Jaeger is a distributed tracing system originally developed at Uber Technologies and now a graduated project within the Cloud Native Computing Foundation (CNCF).

Security Profile

Attribute	Value
Security Policy	SECURITY.md
Threat Model	threat-model.md
Assurance Case	assurance-case.md
Security file	SECURITY.md

Self-Assessment Summary

Secure Design Principles

Jaeger adheres to established secure design principles:

Economy of Mechanism: Uses standard protocols (OTLP, gRPC).
Fail-Safe Defaults: TLS verification enabled by default.
Open Design: Fully open-source and publicly documented.

Trust Boundaries

Trust boundaries exist between instrumented applications and the collector, between the collector and storage, and between the query service and users.

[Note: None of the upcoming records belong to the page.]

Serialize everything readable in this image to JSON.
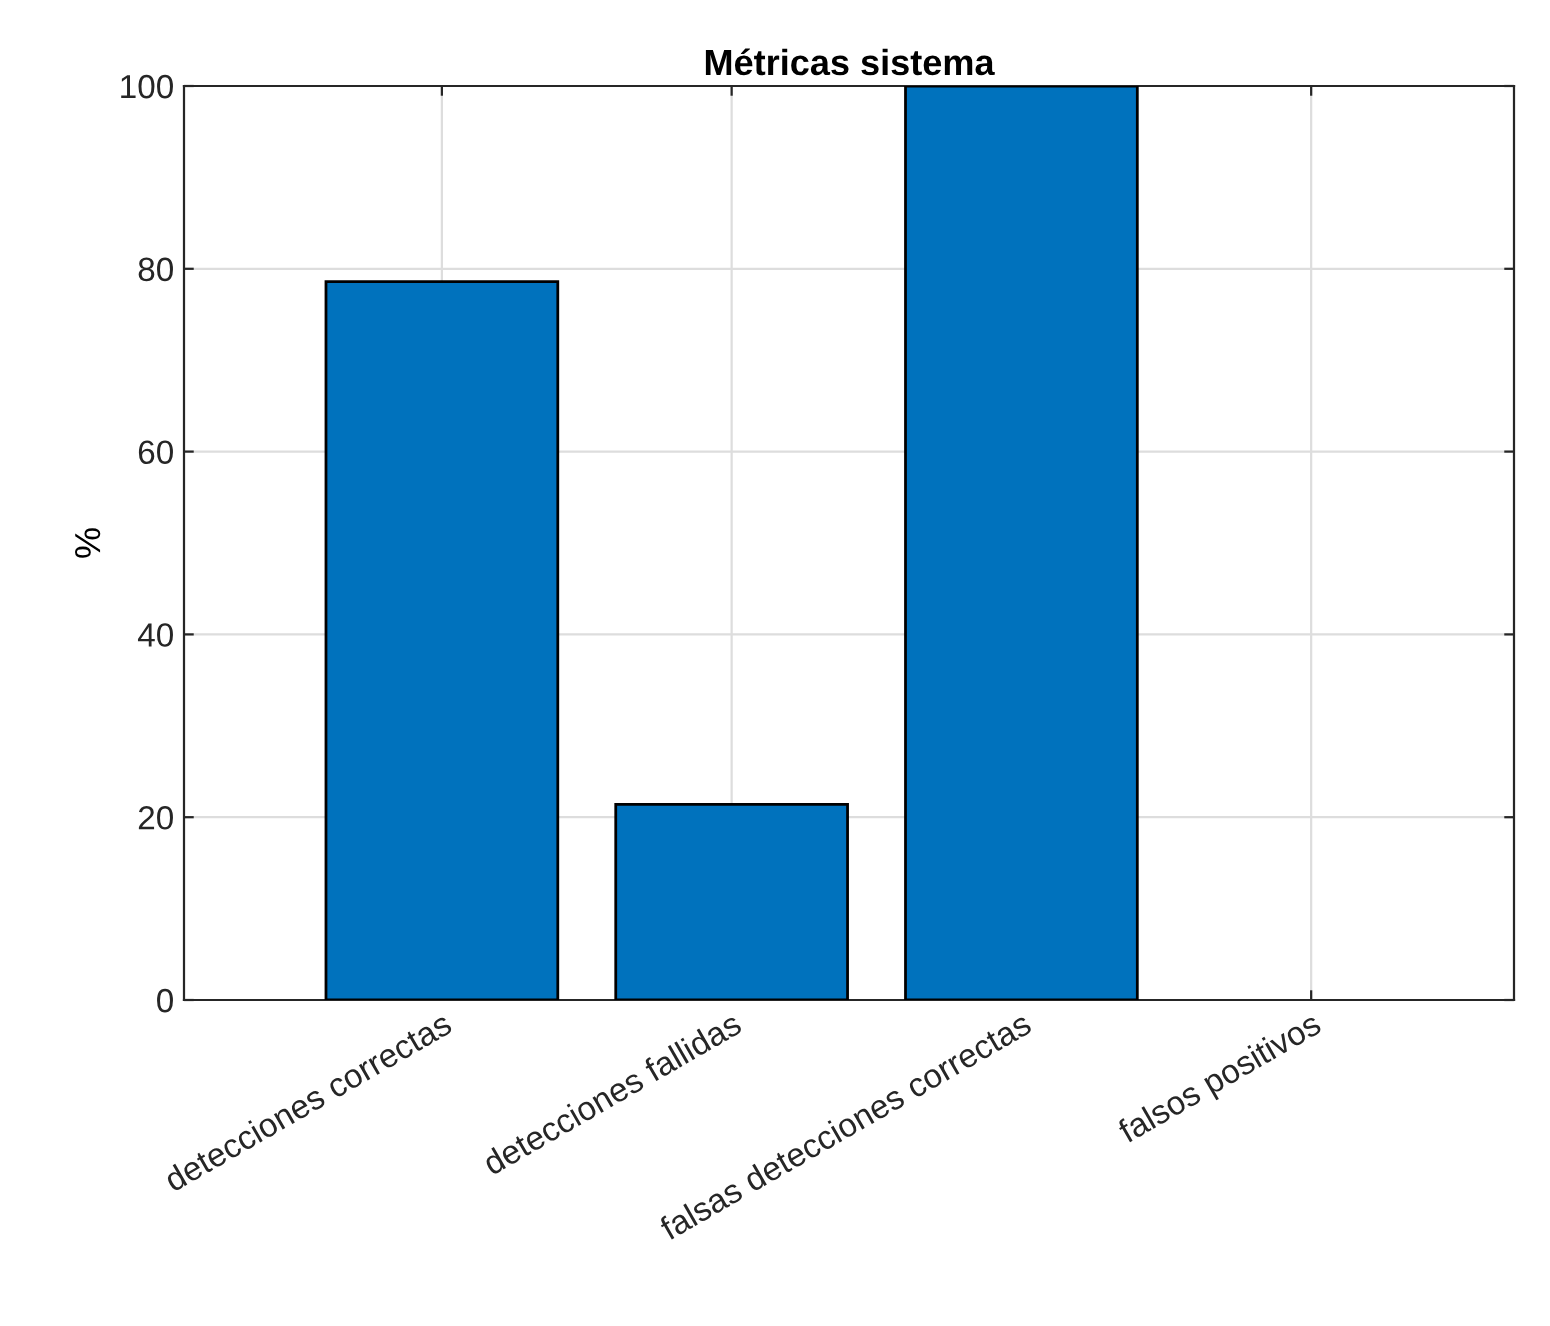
{
  "chart_data": {
    "type": "bar",
    "title": "Métricas sistema",
    "ylabel": "%",
    "categories": [
      "detecciones correctas",
      "detecciones fallidas",
      "falsas detecciones correctas",
      "falsos positivos"
    ],
    "values": [
      78.6,
      21.4,
      100,
      0
    ],
    "color": "#0072bd",
    "ylim": [
      0,
      100
    ],
    "yticks": [
      0,
      20,
      40,
      60,
      80,
      100
    ],
    "grid": true
  }
}
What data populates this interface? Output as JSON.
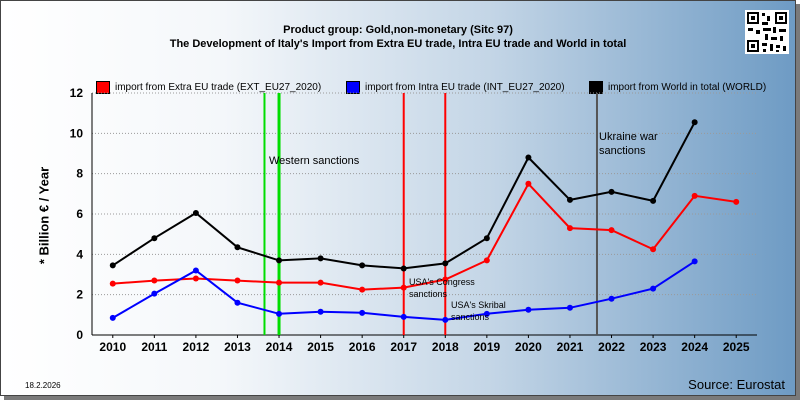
{
  "header": {
    "title_line1": "Product group: Gold,non-monetary (Sitc 97)",
    "title_line2": "The Development of Italy's Import from Extra EU trade, Intra EU trade and World in total"
  },
  "footer": {
    "date": "18.2.2026",
    "source": "Source: Eurostat"
  },
  "colors": {
    "extra": "#ff0000",
    "intra": "#0000ff",
    "world": "#000000",
    "green_line": "#00dd00",
    "gray_line": "#555555"
  },
  "annotations": {
    "western": "Western sanctions",
    "ukraine_1": "Ukraine war",
    "ukraine_2": "sanctions",
    "congress_1": "USA's Congress",
    "congress_2": "sanctions",
    "skribal_1": "USA's Skribal",
    "skribal_2": "sanctions"
  },
  "chart_data": {
    "type": "line",
    "ylabel": "* Billion € / Year",
    "xlabel": "",
    "ylim": [
      0,
      12
    ],
    "yticks": [
      0,
      2,
      4,
      6,
      8,
      10,
      12
    ],
    "x": [
      "2010",
      "2011",
      "2012",
      "2013",
      "2014",
      "2015",
      "2016",
      "2017",
      "2018",
      "2019",
      "2020",
      "2021",
      "2022",
      "2023",
      "2024",
      "2025"
    ],
    "grid": "horizontal",
    "legend_position": "top",
    "series": [
      {
        "name": "import from Extra EU trade (EXT_EU27_2020)",
        "color": "#ff0000",
        "values": [
          2.55,
          2.7,
          2.8,
          2.7,
          2.6,
          2.6,
          2.25,
          2.35,
          2.75,
          3.7,
          7.5,
          5.3,
          5.2,
          4.25,
          6.9,
          6.6
        ]
      },
      {
        "name": "import from Intra EU trade (INT_EU27_2020)",
        "color": "#0000ff",
        "values": [
          0.85,
          2.05,
          3.2,
          1.6,
          1.05,
          1.15,
          1.1,
          0.9,
          0.75,
          1.05,
          1.25,
          1.35,
          1.8,
          2.3,
          3.65,
          null
        ]
      },
      {
        "name": "import from World in total (WORLD)",
        "color": "#000000",
        "values": [
          3.45,
          4.8,
          6.05,
          4.35,
          3.7,
          3.8,
          3.45,
          3.3,
          3.55,
          4.8,
          8.8,
          6.7,
          7.1,
          6.65,
          10.55,
          null
        ]
      }
    ],
    "event_lines": [
      {
        "label": "Western sanctions",
        "year": 2014,
        "color": "#00dd00"
      },
      {
        "label": "USA's Congress sanctions",
        "year": 2017,
        "color": "#ff0000"
      },
      {
        "label": "USA's Skribal sanctions",
        "year": 2018,
        "color": "#ff0000"
      },
      {
        "label": "Ukraine war sanctions",
        "year": 2022,
        "color": "#555555"
      }
    ]
  }
}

Each boundary is protected by TLS and authentication controls.

Security Testing

Unit/Integration Tests: Comprehensive test suite with high coverage requirements.
Static Analysis: Uses golangci-lint and gosec.
Dependency Scanning: Daily scans via Dependabot.
Vulnerability Reporting: Formal process documented in SECURITY.md.

Metadata

Attribute	Details
Last Updated	2026-01-16
Status	Completed
Assessment Process	CNCF TAG Security Self-Assessment

Vulnerability Handling

Refer to SECURITY.md and Report Security Issue.